Accordingly, although Vella’s testimony and letters paint a sympathetic picture of
his youth, in light of the lack of objective evidence regarding his medical condition before
he turned twenty-two, we find that substantial evidence supports the ALJ’s and district
court’s decisions that he failed to establish that he suffered from a medically determinable
psychiatric impairment during that time period.

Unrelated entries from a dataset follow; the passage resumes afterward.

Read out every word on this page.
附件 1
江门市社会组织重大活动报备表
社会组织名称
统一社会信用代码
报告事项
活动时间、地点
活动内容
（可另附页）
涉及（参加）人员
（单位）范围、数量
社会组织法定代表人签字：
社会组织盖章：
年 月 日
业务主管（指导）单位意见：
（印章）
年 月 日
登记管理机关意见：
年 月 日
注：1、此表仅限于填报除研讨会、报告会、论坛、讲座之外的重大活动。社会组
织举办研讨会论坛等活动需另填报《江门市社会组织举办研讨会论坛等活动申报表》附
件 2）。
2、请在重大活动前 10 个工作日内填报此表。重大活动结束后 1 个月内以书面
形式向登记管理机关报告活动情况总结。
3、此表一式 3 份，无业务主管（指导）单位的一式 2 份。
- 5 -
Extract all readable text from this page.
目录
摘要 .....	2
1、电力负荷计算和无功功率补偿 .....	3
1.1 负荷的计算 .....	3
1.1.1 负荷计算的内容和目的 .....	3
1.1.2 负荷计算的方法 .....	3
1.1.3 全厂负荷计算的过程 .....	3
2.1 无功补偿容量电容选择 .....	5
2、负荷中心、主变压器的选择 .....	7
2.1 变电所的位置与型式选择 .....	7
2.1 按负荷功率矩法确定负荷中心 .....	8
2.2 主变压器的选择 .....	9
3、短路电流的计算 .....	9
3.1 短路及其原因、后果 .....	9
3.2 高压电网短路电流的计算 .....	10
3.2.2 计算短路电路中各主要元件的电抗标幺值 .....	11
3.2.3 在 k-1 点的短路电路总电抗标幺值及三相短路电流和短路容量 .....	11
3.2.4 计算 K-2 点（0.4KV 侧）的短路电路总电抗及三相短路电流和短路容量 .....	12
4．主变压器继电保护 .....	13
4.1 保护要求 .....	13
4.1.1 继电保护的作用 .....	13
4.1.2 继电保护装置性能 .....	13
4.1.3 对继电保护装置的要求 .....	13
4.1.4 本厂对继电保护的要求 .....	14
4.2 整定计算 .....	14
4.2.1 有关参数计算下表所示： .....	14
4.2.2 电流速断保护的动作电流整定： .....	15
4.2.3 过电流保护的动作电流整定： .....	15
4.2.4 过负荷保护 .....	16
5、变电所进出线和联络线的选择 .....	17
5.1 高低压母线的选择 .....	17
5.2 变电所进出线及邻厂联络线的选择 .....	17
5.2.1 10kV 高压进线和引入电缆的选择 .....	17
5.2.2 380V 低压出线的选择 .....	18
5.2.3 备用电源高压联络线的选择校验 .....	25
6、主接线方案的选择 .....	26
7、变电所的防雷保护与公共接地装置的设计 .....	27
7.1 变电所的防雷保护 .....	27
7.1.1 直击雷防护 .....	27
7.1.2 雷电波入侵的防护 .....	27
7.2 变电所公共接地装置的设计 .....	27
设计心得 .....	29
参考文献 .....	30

Vella claims that we should remand this case because the ALJ failed to develop the
record. We disagree. The ALJ obtained all available medical records from sources Vella
identified. In light of the lack of records regarding the relevant period, the ALJ requested,
received, and considered additional lay statements from Vella’s brother and friend. These
statements were largely conclusory, and provided no medical records or other objective
evidence. Vella claims the ALJ should have tried to obtain more detailed statements from
those lay witnesses. But the ALJ acted well within his discretion in determining that
additional witness testimony was unnecessary for full presentation of this case, especially
in light of the fact that neither the brother nor the friend indicated that they had further
information to add to their written statements. See Yancy v. Apfel,
145 F.3d 106, 113-14
(2d Cir. 1998). We have considered all of Vella’s remaining arguments and find them to
be without merit.
For the foregoing reasons, the judgment of conviction is AFFIRMED.